You talk about “good intentions” then go on to defend PA TVs glorification of baby killers.
“isn't troubled by their having murdered babies” she a soleless hate-filled pustule, just like you

I suppose you think the current Mufti was just innocently quoting the Koran?
Palestinian Authority Mufti says Muslims will kill Jews in name of Islam

So the government of Israel should infringe on the free speech of Rabbis ? You really are a jumped up little fascist.

Do you have any pictures of Israelis like this?
or this?

Anonymous said...

In mid-1941, the British were on the defensive. The German army was advancing in North Africa and was threatening Egypt; the French Vichy government, ruling under the auspices of the Germans, was occupying Syria and Lebanon and constituted a threat to Palestine from the north; in Iraq, Rashid Ali al Kilani had started a revolt and had taken over the oil fields, which were vital for the war effort. To make matters worse, on May 2, Kilani directed the revolt against the British, placed the Habaniyeh airbase under siege and took the staff of the British Embassy in Baghdad hostage.

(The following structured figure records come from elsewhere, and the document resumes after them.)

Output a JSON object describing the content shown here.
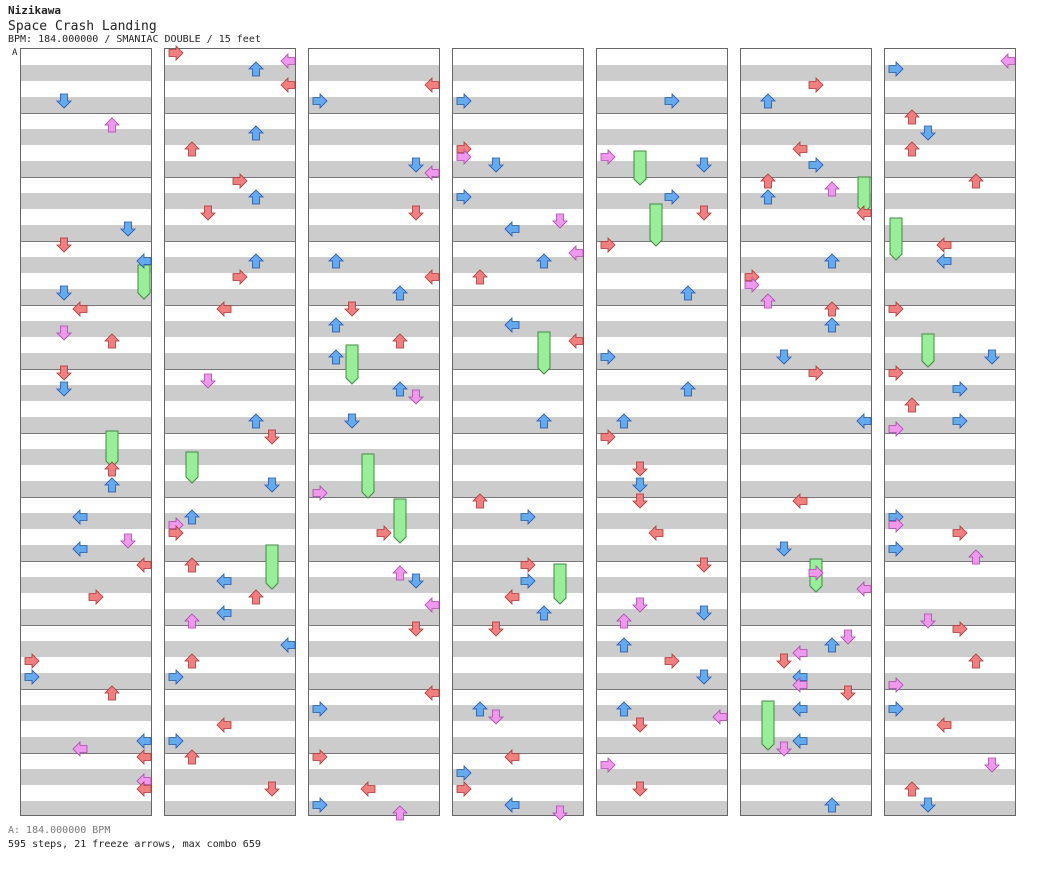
{
  "header": {
    "author": "Nizikawa",
    "song_title": "Space Crash Landing",
    "chart_info": "BPM: 184.000000 / SMANIAC DOUBLE / 15 feet",
    "section_marker": "A"
  },
  "footer": {
    "bpm_line": "A: 184.000000 BPM",
    "stats_line": "595 steps, 21 freeze arrows, max combo 659"
  },
  "colors": {
    "quarter": "#f08080",
    "eighth": "#66aaee",
    "sixteenth": "#ee99ee",
    "freeze": "#99ee99"
  },
  "icons": {
    "arrow": "arrow-icon",
    "freeze": "freeze-arrow-icon"
  }
}
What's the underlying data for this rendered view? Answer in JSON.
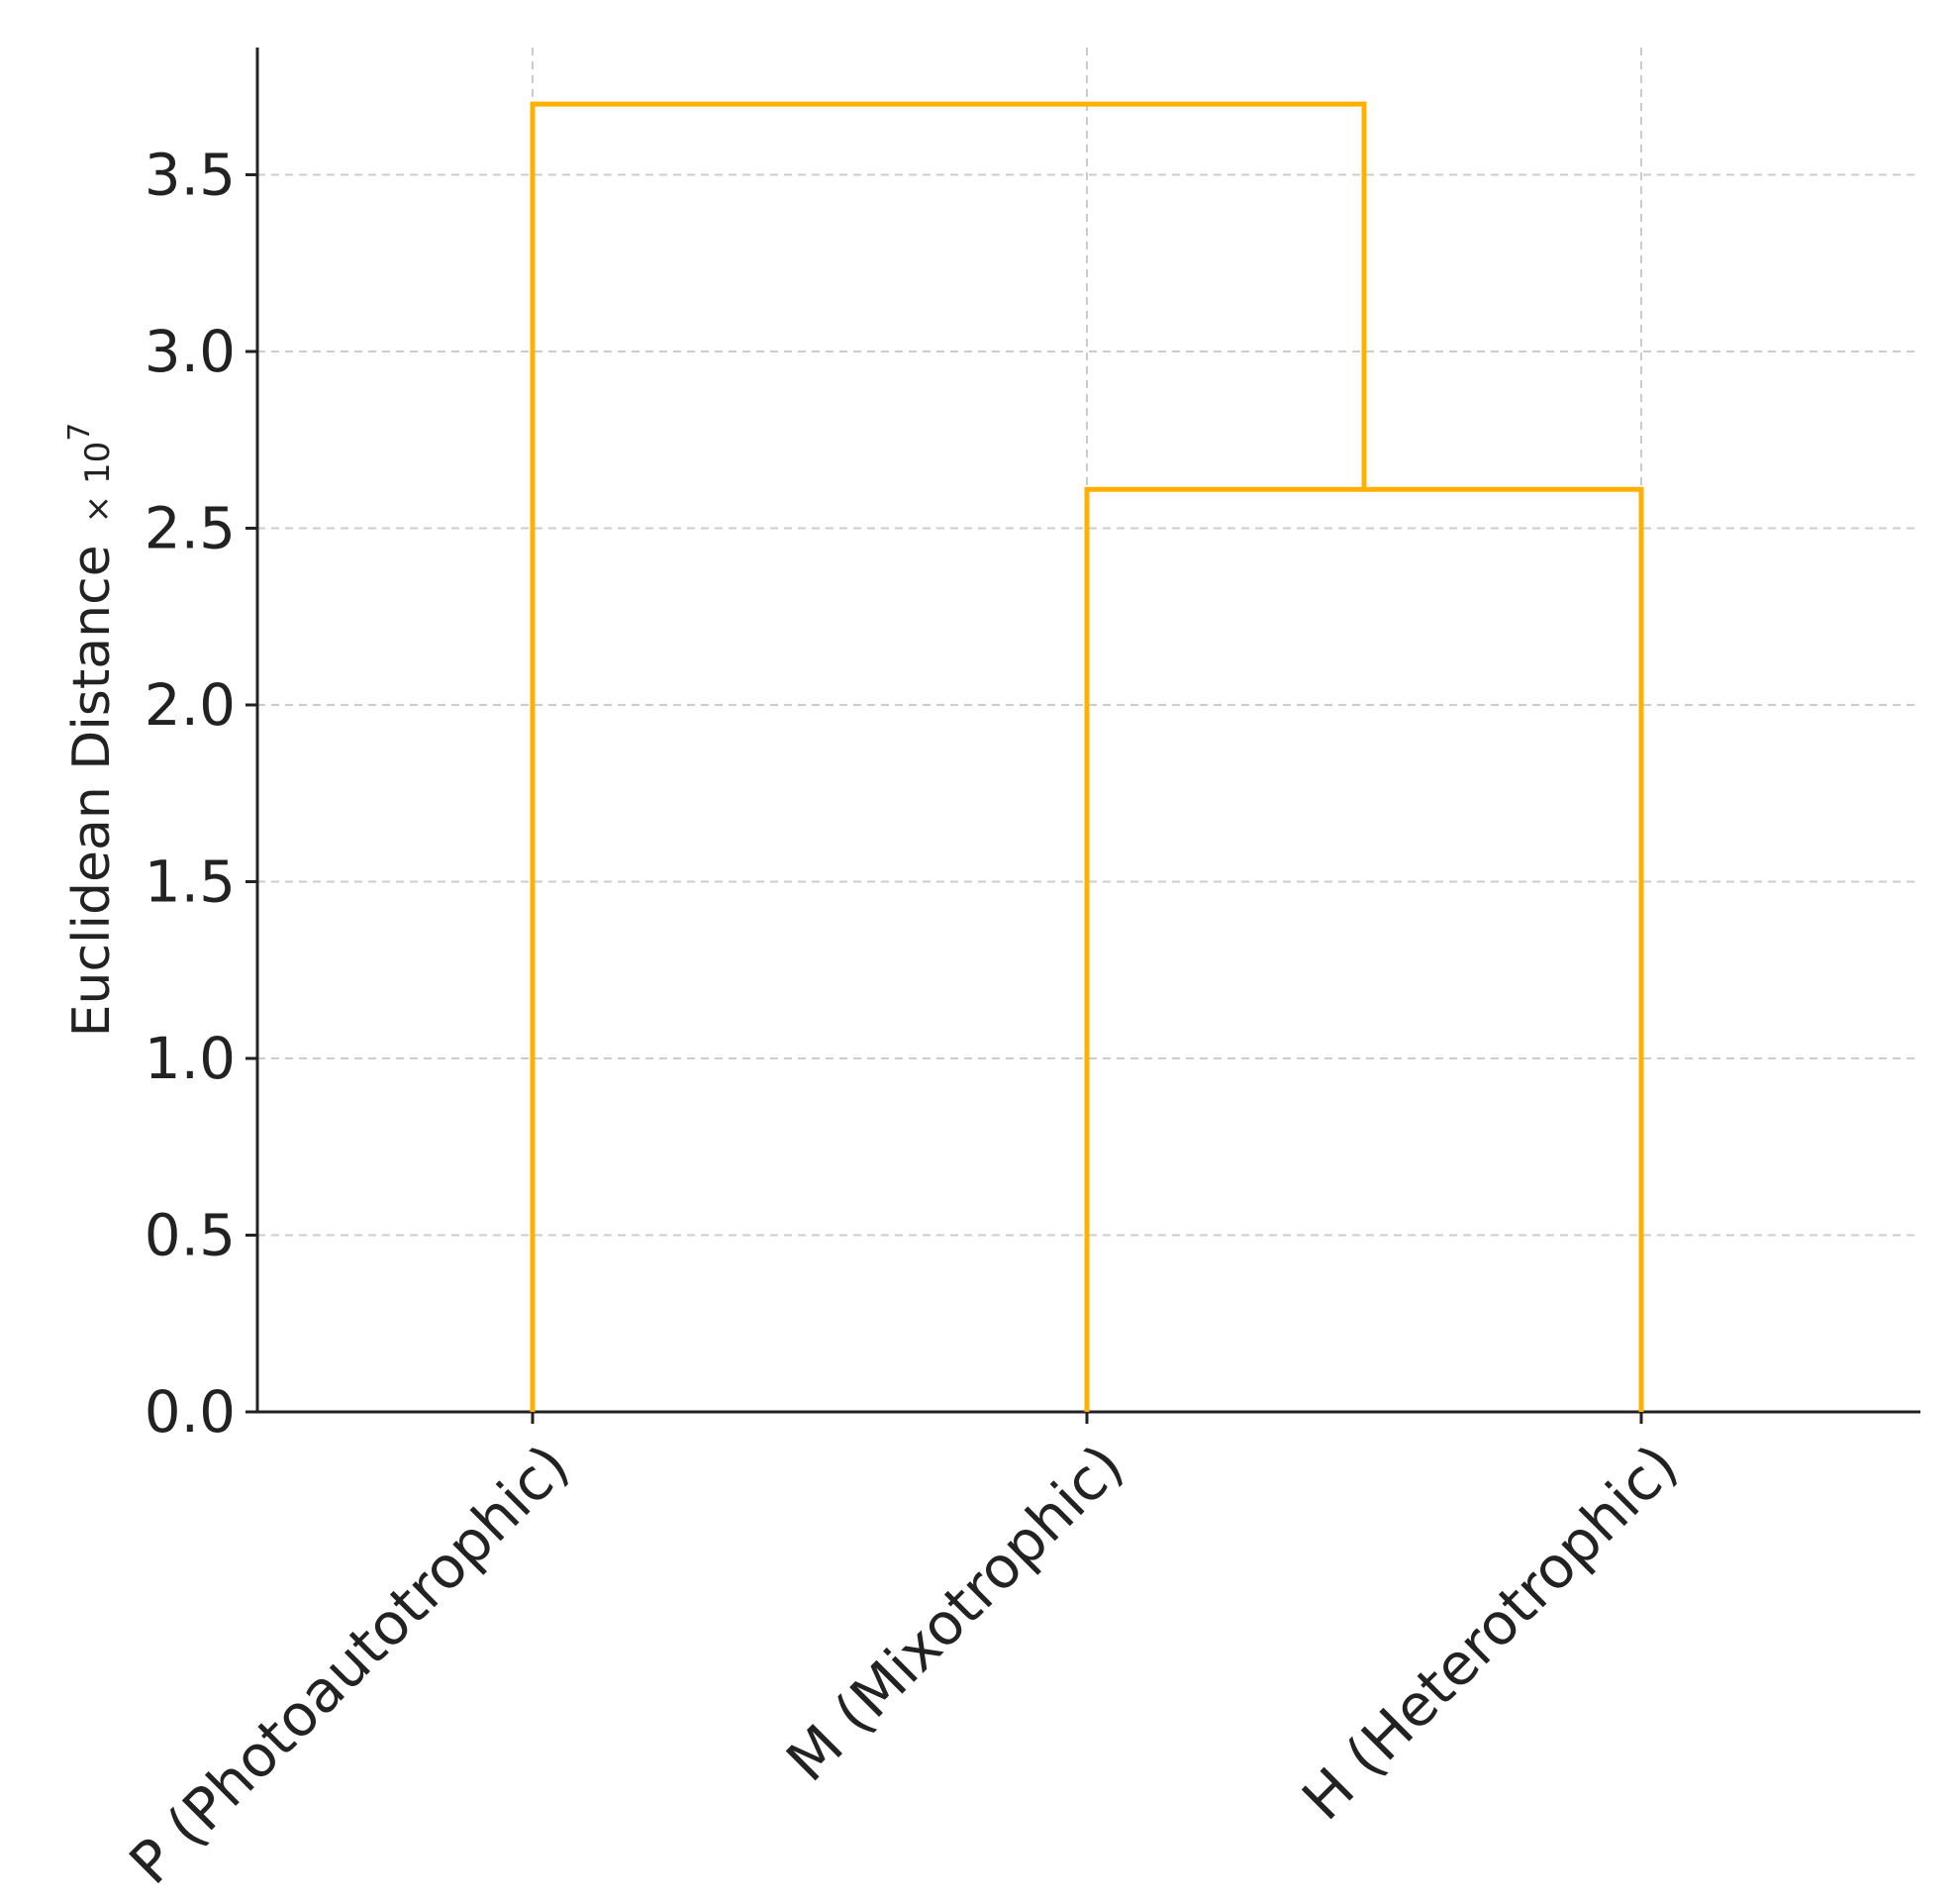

In their plight, the heads of British intelligence in Egypt turned to Berman, and asked if the Irgun could despatch a unit to blow up the refineries in Baghdad, since the fuel reserves were vital to the Luftwaffe. Berman passed on the British request to Raziel, who immediately assented. He organized a four-man unit and decided to head it. His comrades tried, unsuccessfully, to dissuade him from taking part. On Sunday, May 17, 1941, the four left for the military airfield at Tel Nof. Raziel was accompanied by Yaakov Meridor, Yaakov-Sika Aharoni and Yaakov Harazi (the latter two were unaware of Raziel's true identity). At Tel Nof, they boarded an RAF transport plane, and several hours later landed at Habaniyeh. After landing, it was explained to Raziel that the plan had been postponed and that, instead, the unit was to carry out intelligence missions in preparation for the capture of Faluja (which was en route to Baghdad).

The next day the unit set out, accompanied by a British officer and reached the river, which they were scheduled to cross. However, there was room for only two passengers in the sole available boat. Raziel ordered Meridor and Sika to cross the river and carry out the mission, while he himself, with Harazi and the British officer, made their way back to the car. Suddenly a German plane swooped down and bombed the area, scoring a direct hit on the car and killed Raziel and the British officer instantly. The driver of the car was injured while Harazi, who managed to jump clear, was unscathed. That evening Meridor returned from the mission, heard the tragic news, and proclaimed:

"This is the Commander in Chief of the Irgun Zvai Le'umi, David Raziel."

Anonymous said...

Mocking the Holocaust is all the pathetic POS who runs this blog does. He even pretends to be an Arab “Ibrahim Ibn Yusuf” but his real name is:
Alberto J. Miyara, Facultad de Ingeniería - Universidad Nacional de Entre Ríos
Note he’s a teaching assistant without a phone number
There are 2 addresses for that name in Rosario, Argentina and they both look like slums.